Sri Lankan 'detention' camps swell with Tamils
Aid workers struggle to help war-weary refugees as concerns grow about conditions in the shelters as well as timetables for resettlement.
Colombo, Sri Lanka
A mass outpouring of refugees from a civil war in its final, bloody phase is spurring a huge aid effort for more than 190,000 ethnic Tamils.
By night, bulldozers are clearing more land for vast tented cities being put up during the day on the flatlands of northern Sri Lanka, where the military has corralled the Tamil Tigers along a tiny strip of coastline.
But as authorities brace for more arrivals, aid workers, social activists, and Tamil politicians are voicing mounting concern over conditions in the camps and the government's timetable for returning people to their homes. Critics say that the emergency shelters are becoming open-ended detention centers underwritten by foreign donors.
War-weary refugees are being separated from family members, then denied permission to leave the camps for security reasons. Food parcels have been tossed into hungry crowds, causing at least one deadly stampede. Aid workers warn of poor sanitation, child malnutrition, and inadequate health services.
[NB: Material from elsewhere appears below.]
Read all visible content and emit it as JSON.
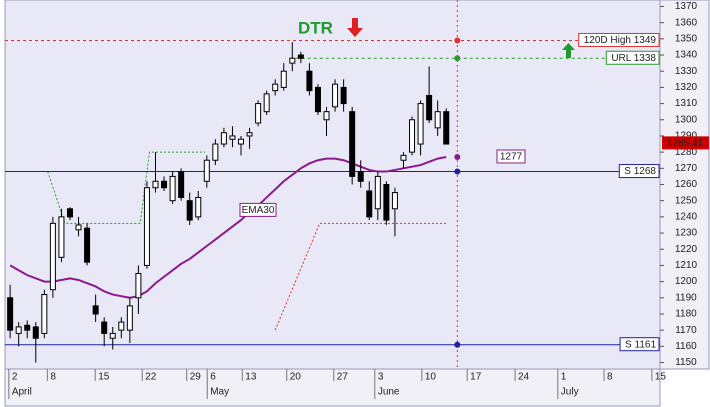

Last month, a public hospital in Vavuniya, the town with the largest refugee population, admitted 800 patients in a single week, several times its normal intake. All bore the scars of war: gunfire, artillery shells, and land mines.
"There's no food. People can't sleep because of all their trauma," says Veerasingham Anandasangaree, an opposition lawmaker who represents a northern district.
Government and UN officials say that conditions are slowly improving as more foreign aid arrives to supplement local relief efforts. A trickle of vulnerable detainees has been released, as well as UN national staff caught in the fighting, and food distribution has been overhauled. But the huge numbers and their perilous situation are overwhelming.